SCOTT TONG: Today's story is brought to you by the acronym CFIUS. That's the government panel that scours foreign deals for national security threats. Here's the President today.
PRESIDENT BUSH: I'm convinced at the recommendation of the CFIUS Committee as well as our military that it's a sale that should go through.
That means Dubai International Capital can buy Doncasters Group — it makes parts for American fighters and tanks. The deal is worth $1.2 billion.
Todd Malan speaks CFIUS, too. He represents US subsidiaries of foreign firms, and says the review panel looked longer and harder at this Dubai deal.
TODD MALAN: This time around the CFIUS process could be described as kind of the Full Monty. This was a very thorough review, the most senior people in the administration, reviewing the intelligence.
This time, the administration extracted promises from the company — to ensure the supply of weapons parts. And it made sure to clear the deal with Congress beforehand.
MALAN: Unfortunately for Dubai Ports, they tried to kind of take a keep-your-head-down strategy. And it didn't work.
Much of the business lobby credits the White House for doing this. CEOs, banks and manufacturers all want Congress to stay out of the process.
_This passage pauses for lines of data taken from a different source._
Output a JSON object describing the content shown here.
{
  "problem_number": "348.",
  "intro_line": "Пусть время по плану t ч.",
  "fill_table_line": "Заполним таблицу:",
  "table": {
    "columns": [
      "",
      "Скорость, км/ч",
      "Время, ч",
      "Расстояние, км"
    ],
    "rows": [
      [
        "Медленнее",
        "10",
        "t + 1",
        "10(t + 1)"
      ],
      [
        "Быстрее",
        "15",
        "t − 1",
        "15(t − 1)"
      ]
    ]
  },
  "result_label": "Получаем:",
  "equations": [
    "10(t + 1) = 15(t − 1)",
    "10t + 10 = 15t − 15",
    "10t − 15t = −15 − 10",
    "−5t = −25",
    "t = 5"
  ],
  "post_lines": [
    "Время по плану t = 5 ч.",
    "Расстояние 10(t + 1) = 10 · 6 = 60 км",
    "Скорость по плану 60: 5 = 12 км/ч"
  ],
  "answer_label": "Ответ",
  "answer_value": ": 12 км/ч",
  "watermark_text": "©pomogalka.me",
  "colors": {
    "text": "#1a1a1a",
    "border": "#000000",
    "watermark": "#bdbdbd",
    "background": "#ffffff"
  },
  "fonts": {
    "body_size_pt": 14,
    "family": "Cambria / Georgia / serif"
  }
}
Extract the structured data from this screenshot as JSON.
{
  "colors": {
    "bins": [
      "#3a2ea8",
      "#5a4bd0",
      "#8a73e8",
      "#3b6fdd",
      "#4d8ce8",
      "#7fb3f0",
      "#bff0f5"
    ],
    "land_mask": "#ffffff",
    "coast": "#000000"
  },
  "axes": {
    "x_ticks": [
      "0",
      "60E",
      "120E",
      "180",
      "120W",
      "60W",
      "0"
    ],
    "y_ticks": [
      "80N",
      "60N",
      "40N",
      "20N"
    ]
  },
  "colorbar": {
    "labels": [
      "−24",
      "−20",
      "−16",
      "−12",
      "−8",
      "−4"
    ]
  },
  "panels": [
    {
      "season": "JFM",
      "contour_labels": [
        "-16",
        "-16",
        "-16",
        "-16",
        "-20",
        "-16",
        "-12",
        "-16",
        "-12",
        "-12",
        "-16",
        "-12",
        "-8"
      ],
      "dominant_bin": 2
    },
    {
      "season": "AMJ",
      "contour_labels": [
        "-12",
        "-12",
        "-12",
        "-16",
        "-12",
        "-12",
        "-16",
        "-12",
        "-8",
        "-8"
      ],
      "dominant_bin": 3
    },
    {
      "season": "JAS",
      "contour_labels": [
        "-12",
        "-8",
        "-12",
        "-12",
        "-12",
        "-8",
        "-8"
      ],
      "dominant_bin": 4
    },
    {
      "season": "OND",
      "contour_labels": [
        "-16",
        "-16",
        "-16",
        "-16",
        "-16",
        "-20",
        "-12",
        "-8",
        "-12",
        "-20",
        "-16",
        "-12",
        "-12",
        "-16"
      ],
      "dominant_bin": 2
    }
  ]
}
And, for now, the storm has passed.
Still, Bill Reinsch of the National Foreign Trade Council says it only takes one case for politicians to wave what he considers the xenophobia flag.
BILL REINSCH: Whether it's, you know, an Arab acquisition or more likely a Chinese acquisition, I think the issue will come up in a big way, over and over again.
Especially in an election year, When lawmakers are particularly tempted to pick politics over nuance.
In Washington, I'm Scott Tong for Marketplace.